Following the meeting between Zoran Zaev and Hristijan Mickoski, the VMRO-DPMNE leader said that he demanded guarantees from the Government that the coming presidential elections will be free and fair. Mickoski said that VMRO will not accept electoral fraud of the kind that was going on during the September 2018 referendum.

 There are needless job openings in the public sector, public transfers toward target groups of voters which are asked to support the ruling coalition nominee, we saw how electoral stations reported that voters voted in record breaking times of 2.4 seconds each and had turnouts of 95 percent. We pointed to these stations which had irregularities during the referendum. Whether Macedonia will receive the recommendation to open EU accession talks will depend on the conduct of the elections. Besides, there is a first round of voting, but also a second round, and much will depend on how the Government organizes the elections, Mickoski said, stopping just short of threatening that VMRO will boycott the second round of voting if mass irregularities happen during the first round.
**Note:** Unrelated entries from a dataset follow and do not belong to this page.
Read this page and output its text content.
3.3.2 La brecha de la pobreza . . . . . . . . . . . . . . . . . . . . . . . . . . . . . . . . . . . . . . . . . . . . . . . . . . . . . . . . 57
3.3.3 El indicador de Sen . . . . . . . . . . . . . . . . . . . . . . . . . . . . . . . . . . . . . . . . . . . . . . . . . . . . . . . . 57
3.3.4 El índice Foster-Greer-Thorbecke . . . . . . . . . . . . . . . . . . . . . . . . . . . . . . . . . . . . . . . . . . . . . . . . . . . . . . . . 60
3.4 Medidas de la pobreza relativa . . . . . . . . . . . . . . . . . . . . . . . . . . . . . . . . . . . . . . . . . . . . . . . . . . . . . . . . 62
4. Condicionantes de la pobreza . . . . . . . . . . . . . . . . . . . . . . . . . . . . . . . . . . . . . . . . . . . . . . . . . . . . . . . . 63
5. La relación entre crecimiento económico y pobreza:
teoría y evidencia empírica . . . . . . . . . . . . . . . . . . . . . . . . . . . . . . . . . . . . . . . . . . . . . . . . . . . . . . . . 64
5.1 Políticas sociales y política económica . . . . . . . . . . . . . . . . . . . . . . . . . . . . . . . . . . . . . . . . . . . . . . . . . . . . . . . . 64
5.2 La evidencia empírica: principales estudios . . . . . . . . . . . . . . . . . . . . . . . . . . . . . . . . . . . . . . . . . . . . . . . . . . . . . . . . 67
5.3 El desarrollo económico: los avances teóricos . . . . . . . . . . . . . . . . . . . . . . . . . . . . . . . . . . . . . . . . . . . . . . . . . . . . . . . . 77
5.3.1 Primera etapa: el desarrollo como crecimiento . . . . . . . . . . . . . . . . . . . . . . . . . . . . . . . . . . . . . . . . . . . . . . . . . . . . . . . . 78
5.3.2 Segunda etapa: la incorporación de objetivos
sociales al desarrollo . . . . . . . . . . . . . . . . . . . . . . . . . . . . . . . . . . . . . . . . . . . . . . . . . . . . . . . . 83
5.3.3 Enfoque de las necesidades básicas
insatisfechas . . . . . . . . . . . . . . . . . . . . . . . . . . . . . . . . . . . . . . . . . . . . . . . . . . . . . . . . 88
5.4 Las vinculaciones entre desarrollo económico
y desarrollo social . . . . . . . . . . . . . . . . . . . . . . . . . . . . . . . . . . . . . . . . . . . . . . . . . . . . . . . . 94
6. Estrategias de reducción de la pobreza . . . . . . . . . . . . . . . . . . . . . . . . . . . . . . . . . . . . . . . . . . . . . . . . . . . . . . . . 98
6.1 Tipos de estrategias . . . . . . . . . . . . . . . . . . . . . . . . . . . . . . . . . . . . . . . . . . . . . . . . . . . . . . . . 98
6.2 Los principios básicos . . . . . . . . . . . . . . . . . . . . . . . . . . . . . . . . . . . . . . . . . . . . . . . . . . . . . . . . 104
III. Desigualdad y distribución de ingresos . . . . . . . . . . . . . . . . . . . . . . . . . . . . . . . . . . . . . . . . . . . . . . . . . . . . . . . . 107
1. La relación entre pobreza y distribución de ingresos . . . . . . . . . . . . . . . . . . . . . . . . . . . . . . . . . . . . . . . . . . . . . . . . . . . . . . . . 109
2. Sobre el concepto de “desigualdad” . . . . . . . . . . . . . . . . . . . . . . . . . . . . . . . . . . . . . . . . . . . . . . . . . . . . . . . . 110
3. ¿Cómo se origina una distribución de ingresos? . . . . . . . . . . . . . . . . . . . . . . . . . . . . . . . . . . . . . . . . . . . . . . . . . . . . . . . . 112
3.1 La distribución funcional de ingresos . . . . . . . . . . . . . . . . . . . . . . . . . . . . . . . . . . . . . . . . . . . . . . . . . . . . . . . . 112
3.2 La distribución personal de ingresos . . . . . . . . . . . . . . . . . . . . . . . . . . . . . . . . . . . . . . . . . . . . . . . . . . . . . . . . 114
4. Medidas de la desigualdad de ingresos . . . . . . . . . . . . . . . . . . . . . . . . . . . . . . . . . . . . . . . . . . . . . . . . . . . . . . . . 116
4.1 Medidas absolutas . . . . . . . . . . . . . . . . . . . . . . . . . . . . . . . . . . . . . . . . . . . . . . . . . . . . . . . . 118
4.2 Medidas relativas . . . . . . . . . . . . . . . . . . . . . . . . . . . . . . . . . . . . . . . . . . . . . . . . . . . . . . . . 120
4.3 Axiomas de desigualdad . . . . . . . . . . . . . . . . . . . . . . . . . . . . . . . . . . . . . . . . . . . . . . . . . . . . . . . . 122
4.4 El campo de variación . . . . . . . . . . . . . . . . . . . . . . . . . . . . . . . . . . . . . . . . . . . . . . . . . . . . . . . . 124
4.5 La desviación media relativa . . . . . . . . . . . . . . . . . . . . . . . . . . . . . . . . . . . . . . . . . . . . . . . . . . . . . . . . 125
Zaev refused to hold early general elections along with the presidential vote which would’ve meant greater guarantees of fair conduct, including having opposition officials lead some of the most easily abused Government departments. During the meeting held in the Government building this evening, and given the climate of political persecution of critical voices in the country, Mickoski asked that the opposition is allowed to appoint the Public Prosecutor, as a move which would reduce the high level of politically motivated arrests. Zaev said that he refused this request, even though it is part of the platform of his SDSM party, because he considers VMRO-DPMNE not suitable as an opposition party to appoint the Public Prosecutor.

Still, Zaev asked VMRO for support in another process which will affect the EU decision this summer – the transformation of the Special Prosecutor’s Office into a permanent institution.

Mickoski said that the current special prosecutor Katica Janeva, who is widely seen as loyalist of Zaev’s SDSM party, lost all credibility to run the institution. According to Mickoski, VMRO could support making the SPO office permanent, but under a different team. Mickoski also pointed out that he received the text of the draft law last Thursday, and the party had no time to analyze it. One of the opposition requests is to use this department to investigate other major corruption cases, not just the narrow time frame which Zoran Zaev set in 2015. Mickoski named the dubious privatization of the state owned ESM energy company, the Deutche Telekom purchase of the Macedonian Telekom and other cases related to SDSM or parties now close to SDSM.

You are welcome to investigate me and the property of my family, provided that afterwards we investigate Zaev, Mickoski said.

Zaev responded that he trusts Katica Janeva and her team, and will support them remaining in place.